Em passagem por Salvador nesta semana para cumprimento de agenda oficial, o presidente Luiz Inácio Lula da Silva (PT) afirmou, em entrevista ao BNews, que a expansão do modelo de policlínicas regionais — inspirado na experiência da gestão estadual da Bahia — é a principal aposta do Governo Federal para descongestionar hospitais e agilizar o atendimento no Sistema Único de Saúde (SUS).
Segundo o chefe do Executivo, a estratégia visa centralizar exames e consultas especializadas, reduzindo a necessidade de grandes deslocamentos por parte da população. Lula confirmou que, apenas no início deste ano, foram emitidas 13 ordens de serviço para a construção de novas unidades em nove estados, somando um investimento de R$ 390 milhões.
“As policlínicas da Bahia são um grande exemplo de como é possível garantir que a população tenha acesso a consultas, exames e tratamentos especializados em um só espaço”, declarou o presidente.

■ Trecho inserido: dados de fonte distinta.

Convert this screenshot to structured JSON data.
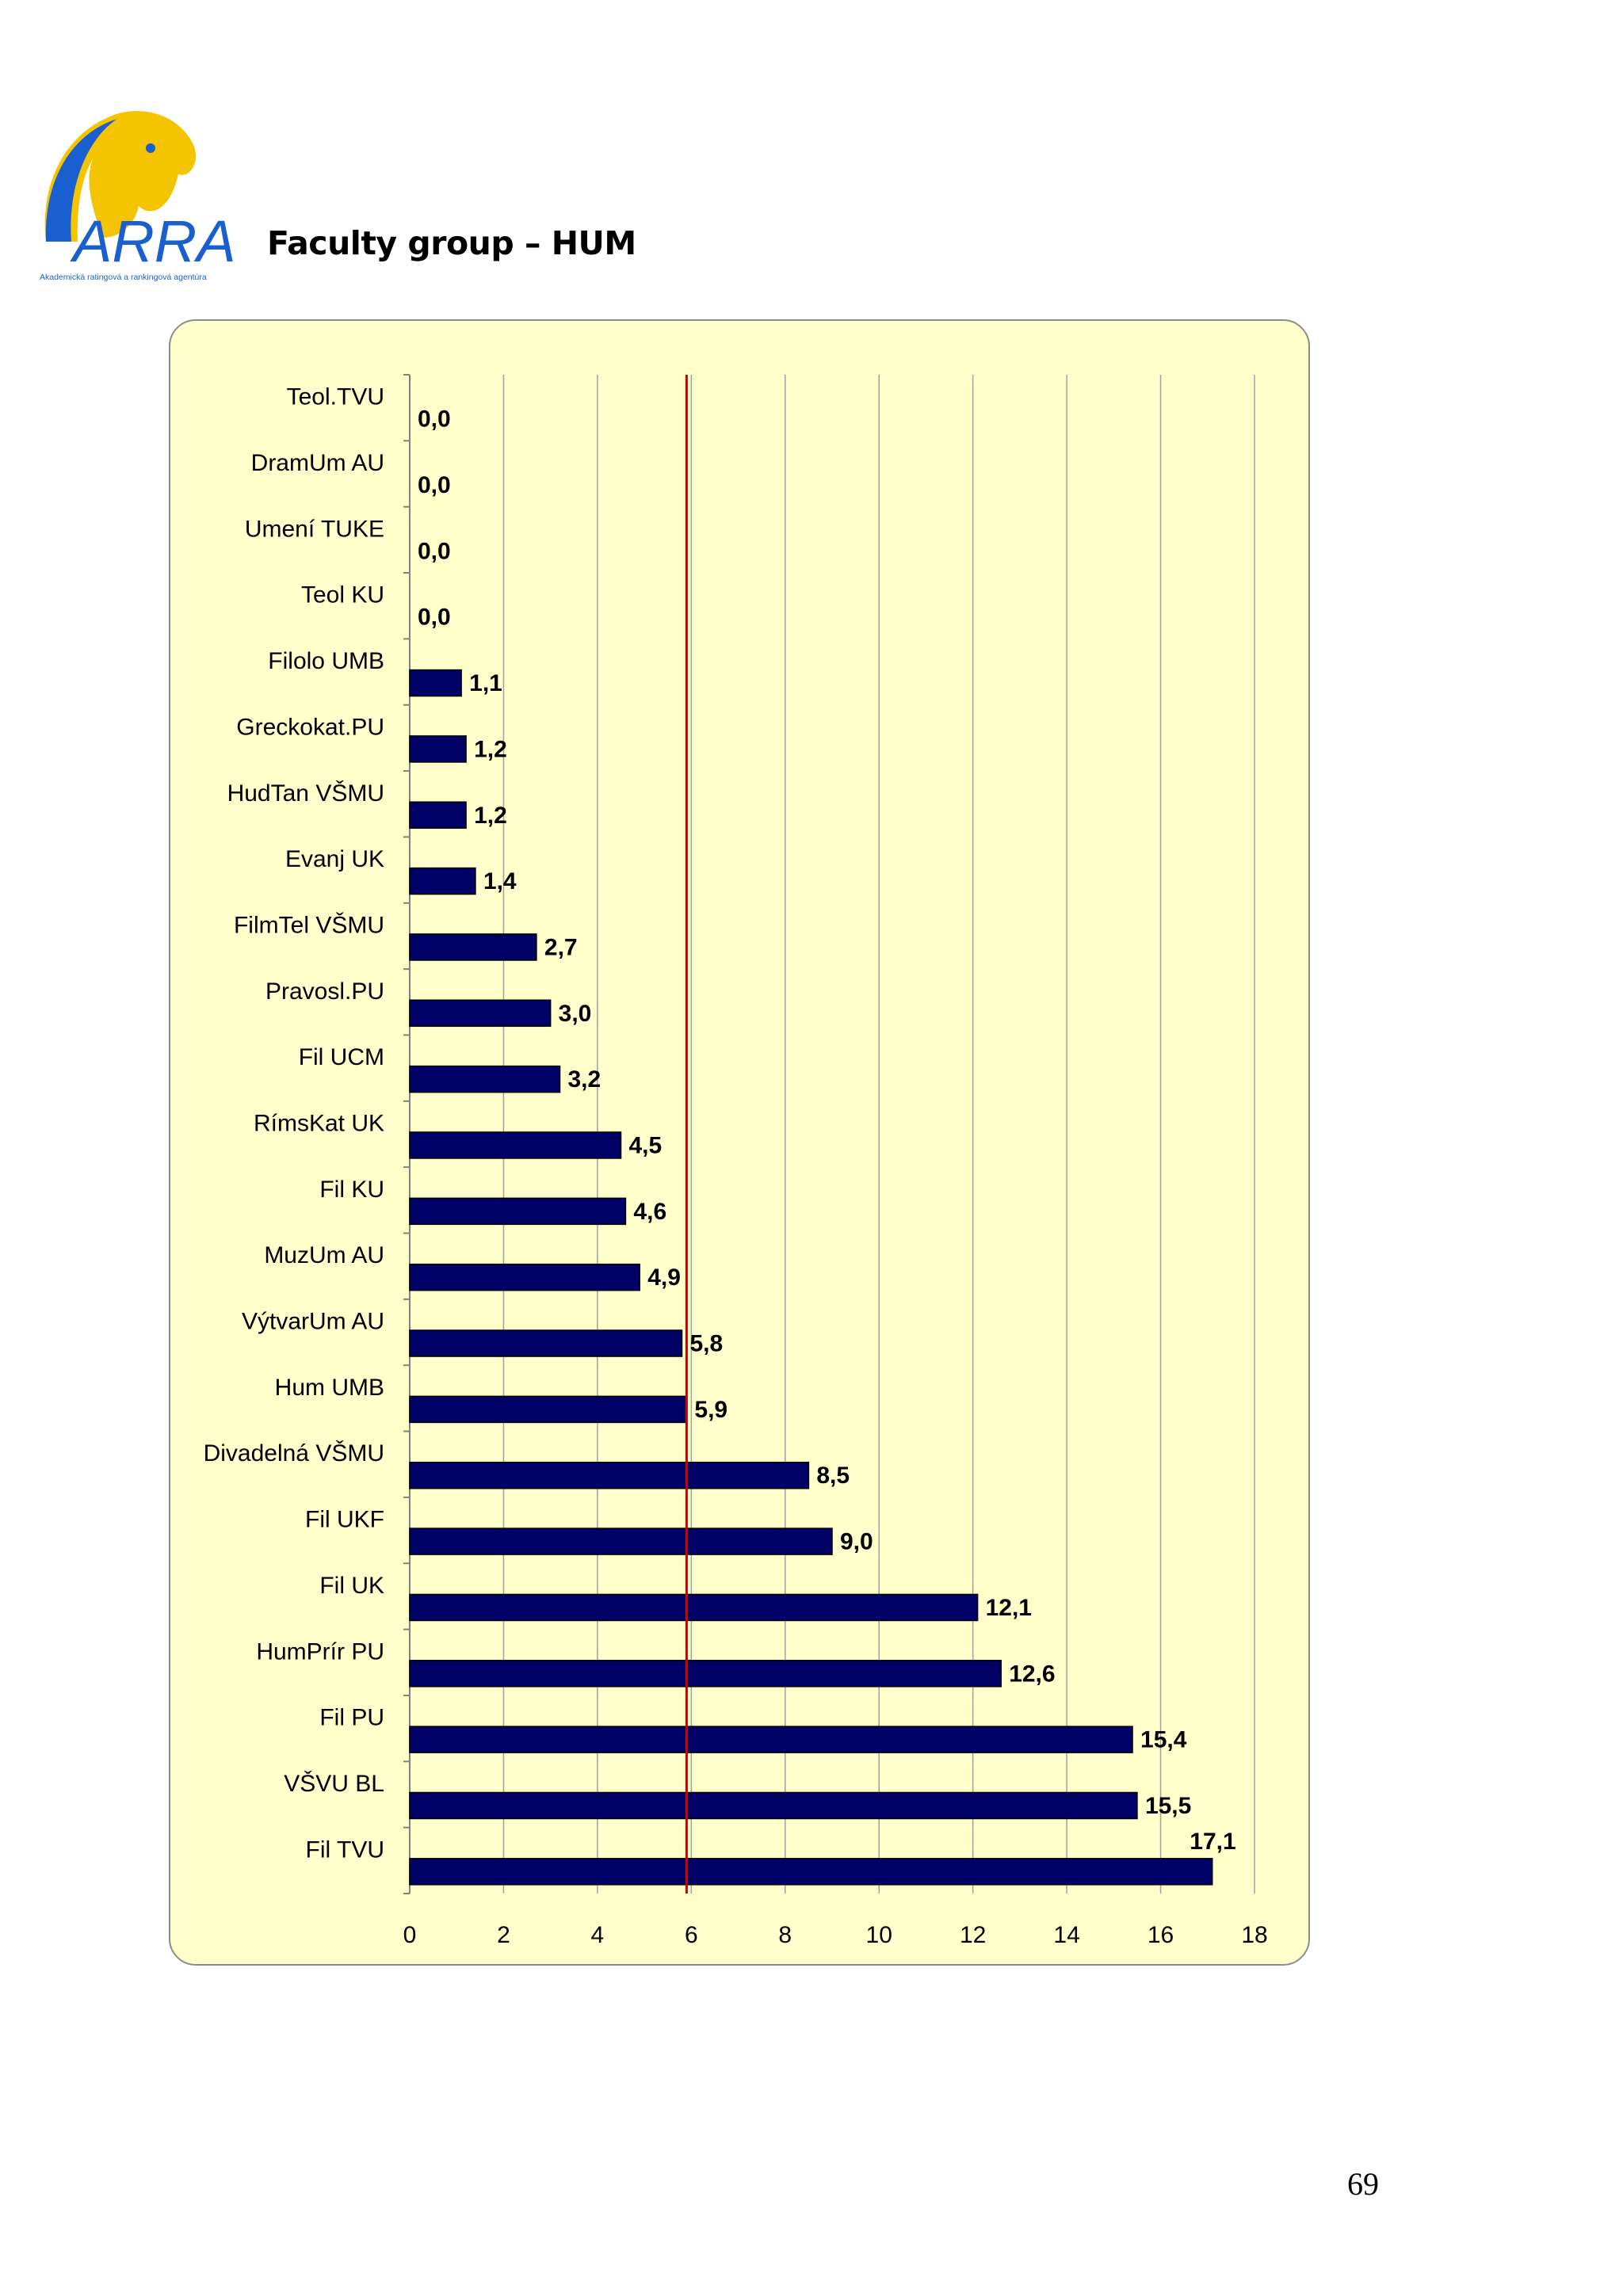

Na Bahia, o cronograma prevê a conclusão de duas novas unidades ainda este ano, localizadas nos municípios de Camaçari e Remanso. As demais obras anunciadas nacionalmente têm previsão de entrega entre 2027 e 2028. Ao comentar o cenário local, Lula elogiou a continuidade administrativa das gestões de Jaques Wagner, Rui Costa e Jerônimo Rodrigues, atribuindo a eles a consolidação da regionalização da saúde no estado.
Questionado sobre a demanda reprimida por cirurgias e exames, uma das principais queixas de usuários do sistema público, Lula citou os resultados preliminares do programa Agora Tem Especialistas. A iniciativa aposta em frentes móveis e parcerias com o setor privado.
De acordo com o presidente, 47 carretas de saúde já estão em operação no país realizando diagnósticos e cirurgias de menor complexidade, como catarata, com a meta de ampliar a frota para 150 veículos. “Conseguimos fazer mais de 100 mil procedimentos até agora”, pontuou, referindo-se também aos mutirões em hospitais universitários e filantrópicos.
Outro ponto destacado foi a parceria com a rede privada. Hospitais e planos de saúde com dívidas federais estão aderindo a um modelo de compensação, onde o débito é trocado pela prestação de serviços ao SUS. Segundo Lula, grupos como Rede D’Or, Hapvida e Amil já integram o programa, o que deve garantir um incremento de 85 mil cirurgias e exames anuais, movimentando cerca de R$ 200 milhões em recursos convertidos em atendimento.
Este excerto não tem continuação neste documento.